わたしとイナリは、服の色について話しているだけのつもりだったが、端から見れば、向かい合って椅子に座り、スカートの裾を引っ張っている状態である。
変な目で見れば、情事の一歩手前に見えるし、そうでなくても謎の行動をしているようにしか見えない。

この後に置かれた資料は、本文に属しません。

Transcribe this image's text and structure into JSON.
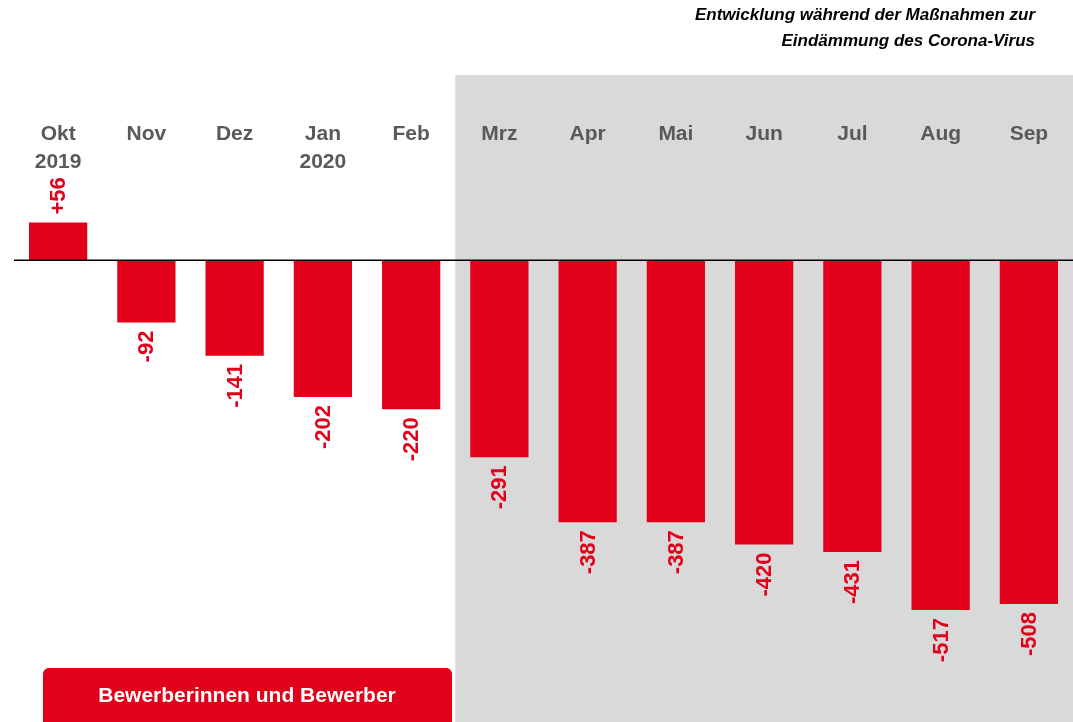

「イナリがワンピースを作ってくれたから、魔法で色付けしようって話になって――」
「――あっ、馬鹿!」
つい、そのままを言葉にしてしまったが、イナリの鋭いツッコミが飛んでくる。
疲れ半分、眠気半分、と言った様子のイエリオの表情が、みるみるうちにきらきらと輝き始めた。
――イエリオのスイッチを入れてしまったらしい。
「本当に魔法はなんでも出来るんですね。どうやって魔法で色つけするんですか? 是非、私も見たいです!」
めちゃくちゃぐいぐい来るイエリオを、わたしは押し返す。近い近い!
「いや、見るのはいいけど休んでから――いや、そう、イナリも寝なよ!」
つい話が盛り上がって忘れていたが、イナリもイナリで徹夜明けである。
こんなところでわいわい話している場合じゃなく、さっさとご飯を食べるなら食べて、寝るべきなのである。

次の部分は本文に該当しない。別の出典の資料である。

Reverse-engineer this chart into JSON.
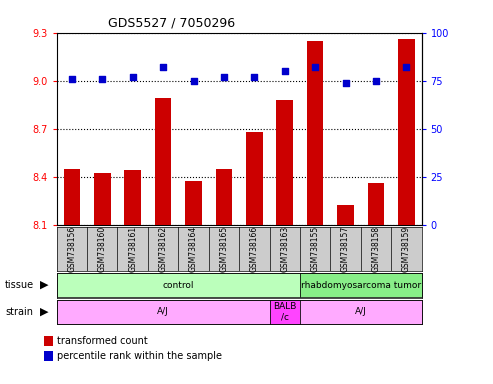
{
  "title": "GDS5527 / 7050296",
  "samples": [
    "GSM738156",
    "GSM738160",
    "GSM738161",
    "GSM738162",
    "GSM738164",
    "GSM738165",
    "GSM738166",
    "GSM738163",
    "GSM738155",
    "GSM738157",
    "GSM738158",
    "GSM738159"
  ],
  "bar_values": [
    8.45,
    8.42,
    8.44,
    8.89,
    8.37,
    8.45,
    8.68,
    8.88,
    9.25,
    8.22,
    8.36,
    9.26
  ],
  "percentile_values": [
    76,
    76,
    77,
    82,
    75,
    77,
    77,
    80,
    82,
    74,
    75,
    82
  ],
  "ylim_left": [
    8.1,
    9.3
  ],
  "ylim_right": [
    0,
    100
  ],
  "yticks_left": [
    8.1,
    8.4,
    8.7,
    9.0,
    9.3
  ],
  "yticks_right": [
    0,
    25,
    50,
    75,
    100
  ],
  "bar_color": "#cc0000",
  "dot_color": "#0000cc",
  "tissue_rows": [
    {
      "label": "control",
      "start": 0,
      "end": 8,
      "color": "#bbffbb"
    },
    {
      "label": "rhabdomyosarcoma tumor",
      "start": 8,
      "end": 12,
      "color": "#88ee88"
    }
  ],
  "strain_rows": [
    {
      "label": "A/J",
      "start": 0,
      "end": 7,
      "color": "#ffaaff"
    },
    {
      "label": "BALB\n/c",
      "start": 7,
      "end": 8,
      "color": "#ff44ff"
    },
    {
      "label": "A/J",
      "start": 8,
      "end": 12,
      "color": "#ffaaff"
    }
  ],
  "legend_bar_label": "transformed count",
  "legend_dot_label": "percentile rank within the sample",
  "tick_bg_color": "#cccccc"
}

わたしは立ち上がって、二人の食事を準備するべく台所へと逃げるように向かう。
「ほら、ご飯用意するから! 食べて寝なきゃ駄目だよ」
本当はご飯を食べてすぐ寝るのは体に良くないと分かってはいるが、徹夜明けのイナリと夜勤明けのイエリオには、食事と睡眠、両方必要なのである。このまま駄弁っているよりはずっと健康的なはず。
「でも、見たいです」
「分かったってば。ご飯食べて、ちゃんと寝たら、その後で見せてあげるから」
服に色をつける魔法は、確かに見ていて面白い。わたしだって、覚えたての頃は、楽しくて、面白くて、いろんな色で服を染めたものだ。

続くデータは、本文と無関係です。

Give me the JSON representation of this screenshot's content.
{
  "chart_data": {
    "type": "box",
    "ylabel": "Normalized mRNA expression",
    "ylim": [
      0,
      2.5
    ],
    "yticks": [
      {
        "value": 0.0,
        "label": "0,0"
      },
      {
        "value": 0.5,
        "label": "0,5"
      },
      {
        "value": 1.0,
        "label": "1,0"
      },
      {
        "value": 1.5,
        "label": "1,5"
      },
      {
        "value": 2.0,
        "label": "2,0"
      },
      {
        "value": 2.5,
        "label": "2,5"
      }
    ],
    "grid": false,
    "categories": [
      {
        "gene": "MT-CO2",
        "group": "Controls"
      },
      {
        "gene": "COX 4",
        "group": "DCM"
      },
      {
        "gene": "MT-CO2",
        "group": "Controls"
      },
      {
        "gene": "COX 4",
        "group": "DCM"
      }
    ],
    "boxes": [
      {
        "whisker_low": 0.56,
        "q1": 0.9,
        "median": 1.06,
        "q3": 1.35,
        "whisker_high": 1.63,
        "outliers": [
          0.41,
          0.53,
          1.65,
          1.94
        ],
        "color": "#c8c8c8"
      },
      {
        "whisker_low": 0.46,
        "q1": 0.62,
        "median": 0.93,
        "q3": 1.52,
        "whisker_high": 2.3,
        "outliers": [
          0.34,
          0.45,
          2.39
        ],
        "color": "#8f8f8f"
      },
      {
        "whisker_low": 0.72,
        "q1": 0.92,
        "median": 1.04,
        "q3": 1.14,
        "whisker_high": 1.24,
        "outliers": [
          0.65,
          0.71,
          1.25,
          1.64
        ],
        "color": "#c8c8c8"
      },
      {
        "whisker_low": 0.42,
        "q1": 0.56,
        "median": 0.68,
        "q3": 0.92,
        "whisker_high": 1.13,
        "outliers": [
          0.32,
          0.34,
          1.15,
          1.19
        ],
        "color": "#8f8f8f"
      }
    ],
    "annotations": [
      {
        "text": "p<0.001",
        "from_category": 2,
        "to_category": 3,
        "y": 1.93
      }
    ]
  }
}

でも、そんなことを言ったら、寝なくなることは分かっているので、あえて黙る。
「楽しみで眠れそうにないですね」
いや、既に手遅れか……?
イナリの方は流石におとなしく寝てくれるよね、なんて思って見れば、穴が開くんじゃないかというほど、じっとわたしの椅子の背もたれにかけられたワンピースを見ている。あれは確実に、何色がベストか考えている表情だ。
ちゃんと休んでくれるかな、と不安を抱きつつも、わたしは彼らの食事を準備するのだった。